Spanish GP: Yamaha Team race report

Spanish GP: Yamaha Team race report
May 7, 2002, 6:00 AM

Marlboro Spanish Grand Prix, Jerez Race Day, Sunday May 5 2002 Black day for Marlboro Yamaha. Marlboro Yamaha Team riders Carlos Checa and Max Biaggi failed to make the finish in today's Marlboro Spanish Grand Prix, Checa exiting the race ...

Marlboro Spanish Grand Prix, Jerez
Race Day, Sunday May 5 2002

Black day for Marlboro Yamaha.

Marlboro Yamaha Team riders Carlos Checa and Max Biaggi failed to make the finish in today's Marlboro Spanish Grand Prix, Checa exiting the race with bike problems while Biaggi was black flagged after failing to see the signal informing him of a stop-and-go penalty imposed for jumping the start.

Both men had qualified on the second row of the grid and Checa showing great promise in morning warm-up when he was fourth quickest. He ran strong in the race as well, holding a good sixth place until his YZR-M1 stopped just six corners from the chequered flag.

"It would seem we were out of luck today," said Marlboro Yamaha Team director Davide Brivio. "The race direction said they saw Max jump the start and we're not contesting that but the stop-and-go sign wasn't clearly displayed. We also put 'IN' on his pitboard but in the melee of the first few laps riders don't generally look at their boards. We've been to race direction to alert them to these facts and they agreed that the sign was not visible enough. No further action will be taken against Max but, sadly, there's nothing more we can do now. I feel so sorry for him and also for Carlos. He rode a great race, riding 100 per cent every lap, and it was bad luck that the bike should stop on the final lap. We've discovered that it was a failure with a small electrical component that caused the problem and we shall make sure it can't happen again."


Carlos Checa rode his heart out this afternoon only to suffer heartbreaking luck on the final lap when his Marlboro Yamaha Team YZR-M1 stopped, losing him a certain sixth-place finish and a valuable ten World Championship points. The Spanish favourite accepted his fate with typical grace, turning his attention to the team's two-day test at Mugello, Italy, later this week.

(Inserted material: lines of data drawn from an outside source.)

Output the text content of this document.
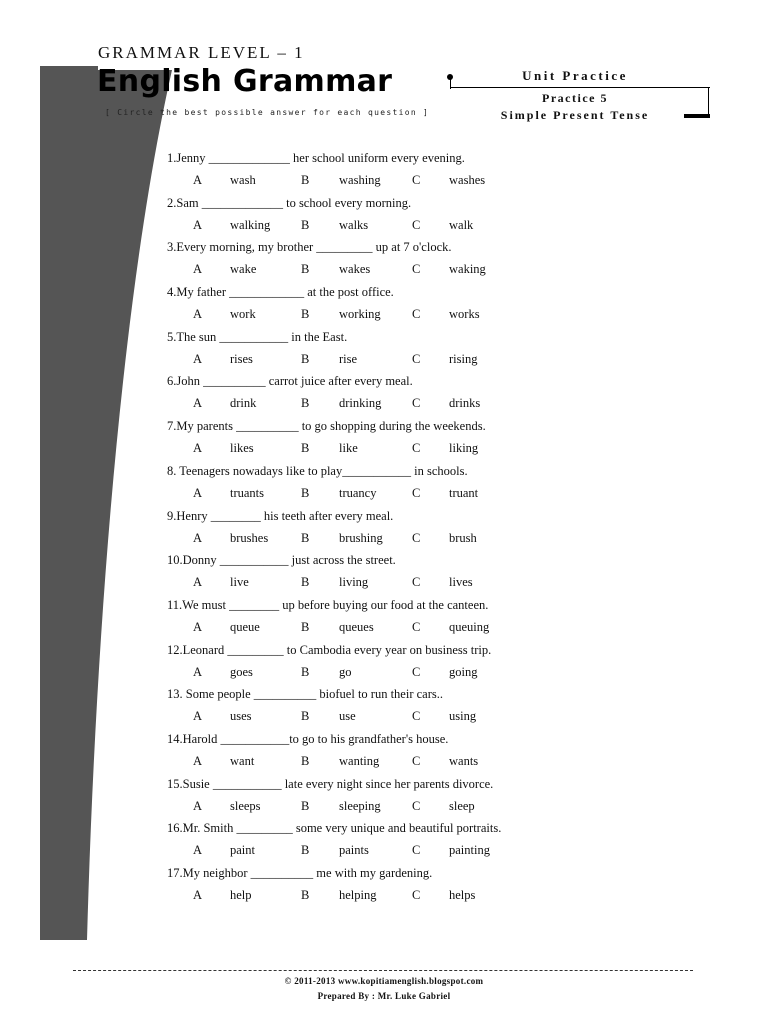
GRAMMAR LEVEL – 1
English Grammar
[ Circle the best possible answer for each question ]
Unit Practice
Practice 5
Simple Present Tense
1.Jenny _____________ her school uniform every evening.
A wash	B washing	C washes
2.Sam _____________ to school every morning.
A walking B walks	C walk
3.Every morning, my brother _________ up at 7 o'clock.
A wake	B wakes	C waking
4.My father ____________ at the post office.
A work	B working	C works
5.The sun ___________ in the East.
A rises	B rise	C rising
6.John __________ carrot juice after every meal.
A drink	B drinking C drinks
7.My parents __________ to go shopping during the weekends.
A likes	B like	C liking
8. Teenagers nowadays like to play___________ in schools.
A truants	B truancy	C truant
9.Henry ________ his teeth after every meal.
A brushes	B brushing C brush
10.Donny ___________ just across the street.
A live	B living	C lives
11.We must ________ up before buying our food at the canteen.
A queue	B queues	C queuing
12.Leonard _________ to Cambodia every year on business trip.
A goes	B go	C going
13. Some people __________ biofuel to run their cars..
A uses	B use	C using
14.Harold ___________to go to his grandfather's house.
A want	B wanting	C wants
15.Susie ___________ late every night since her parents divorce.
A sleeps	B sleeping	C sleep
16.Mr. Smith _________ some very unique and beautiful portraits.
A paint	B paints	C painting
17.My neighbor __________ me with my gardening.
A help	B helping	C helps
© 2011-2013 www.kopitiamenglish.blogspot.com
Prepared By : Mr. Luke Gabriel
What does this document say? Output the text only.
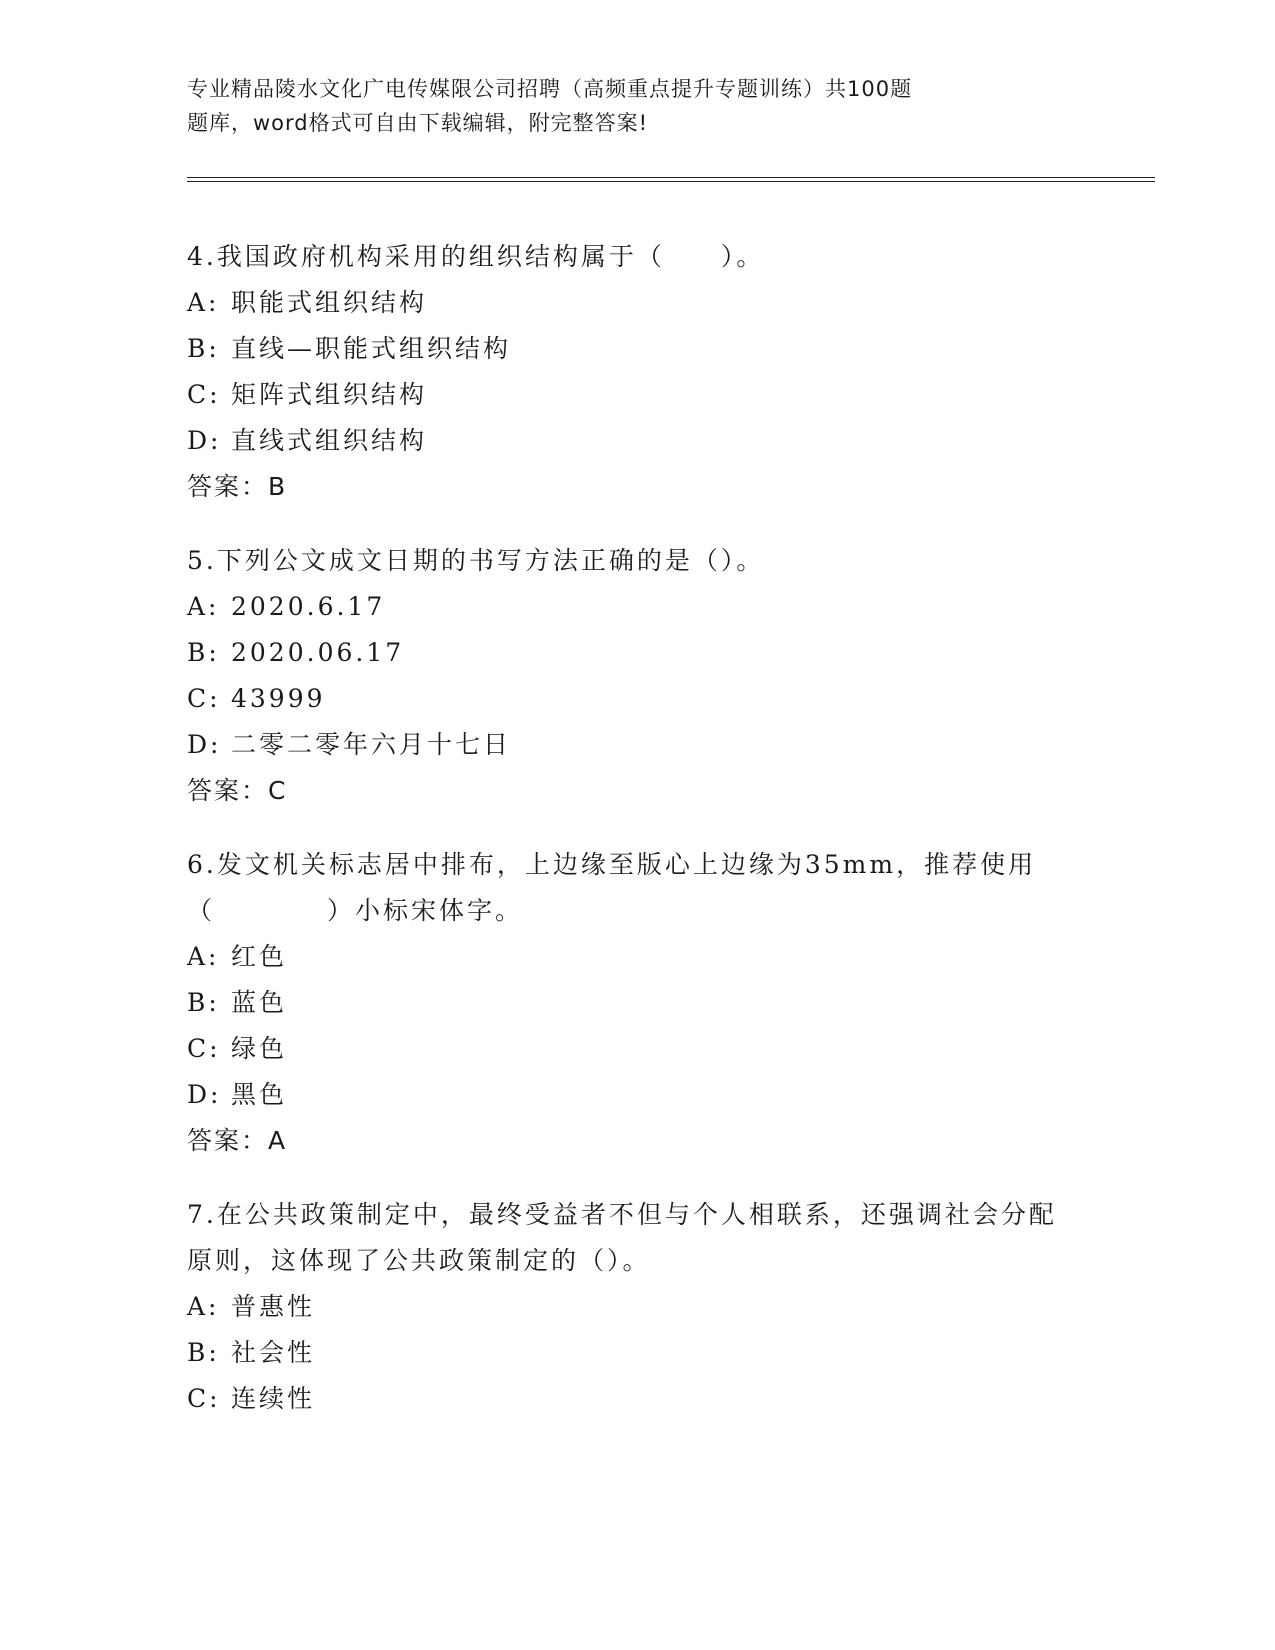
专业精品陵水文化广电传媒限公司招聘（高频重点提升专题训练）共100题
题库，word格式可自由下载编辑，附完整答案!

4.我国政府机构采用的组织结构属于（　　）。

A: 职能式组织结构

B: 直线—职能式组织结构

C: 矩阵式组织结构

D: 直线式组织结构

答案：B

5.下列公文成文日期的书写方法正确的是（）。

A: 2020.6.17

B: 2020.06.17

C: 43999

D: 二零二零年六月十七日

答案：C

6.发文机关标志居中排布，上边缘至版心上边缘为35mm，推荐使用（　　　　）小标宋体字。

A: 红色

B: 蓝色

C: 绿色

D: 黑色

答案：A

7.在公共政策制定中，最终受益者不但与个人相联系，还强调社会分配原则，这体现了公共政策制定的（）。

A: 普惠性

B: 社会性

C: 连续性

"The bike just stopped and I don't know why," said Checa who had qualified fifth fastest, just a fraction off the front row. "That's life but maybe it's better to stop on the last lap when you're sixth than when you're first! Now we have to look towards our next tests and the next race. It was a pity because I think we did a really good job this weekend. I was feeling good on the bike as the race went on. In the early laps I had some front-end push, so I wasn't able to brake and flick with confidence. But as the rear grip and the fuel load went down a little there was less front-end push, so I felt more comfortable. Now we must go testing at Mugello and keep working."


Max Biaggi was excluded from today's race for jumping the start and then failing to see the rather small signal board requiring him to come into the pits for a stop-and-go penalty. Riders are allowed three laps in which to react to the signal but since this happened in the early laps when riders are far too busy to look at their own pitboards, let alone at another board in a different location, he failed to respond and was then black flagged.

"The bike moved maybe 20 centimetres over my starting marker, so I braked and put my foot down, so I didn't gain any advantage," said the Italian who was starting from seventh on the grid. "If the race direction think that I'd jumped the start, fair enough. The problem was that the stop-and-go board was surrounded by many other boards so I didn't even see it. When the black flag was displayed the officials were on the track, so it was easy to see and I stopped immediately. I think everyone would agree we had some real bad luck here; it's been a bad start to the season."

French Yamaha rider Olivier Jacque, who was penalised after Biaggi also for a jump-start, confirmed that he did not see the official board either and only stopped because of his pit-board.


Valentino Rossi extended his World Championship lead today with his second win of the season. But the Honda RCV four-stroke rider was chased hard by MotoGP newcomer Daijiro Kato, riding only his third race on a Honda NSR500 two-stroke. South African GP winner Tohru Ukawa (Honda RCV) took third after leading most of the race.

"Ukawa was running a good pace so I stayed behind him," said Rossi, who had to come back from sixth place after former 500 champ Kenny Roberts (Suzuki) had barged into him in the early laps. "I think Kenny must' ve made a mistake in braking, I was just happy I didn't crash."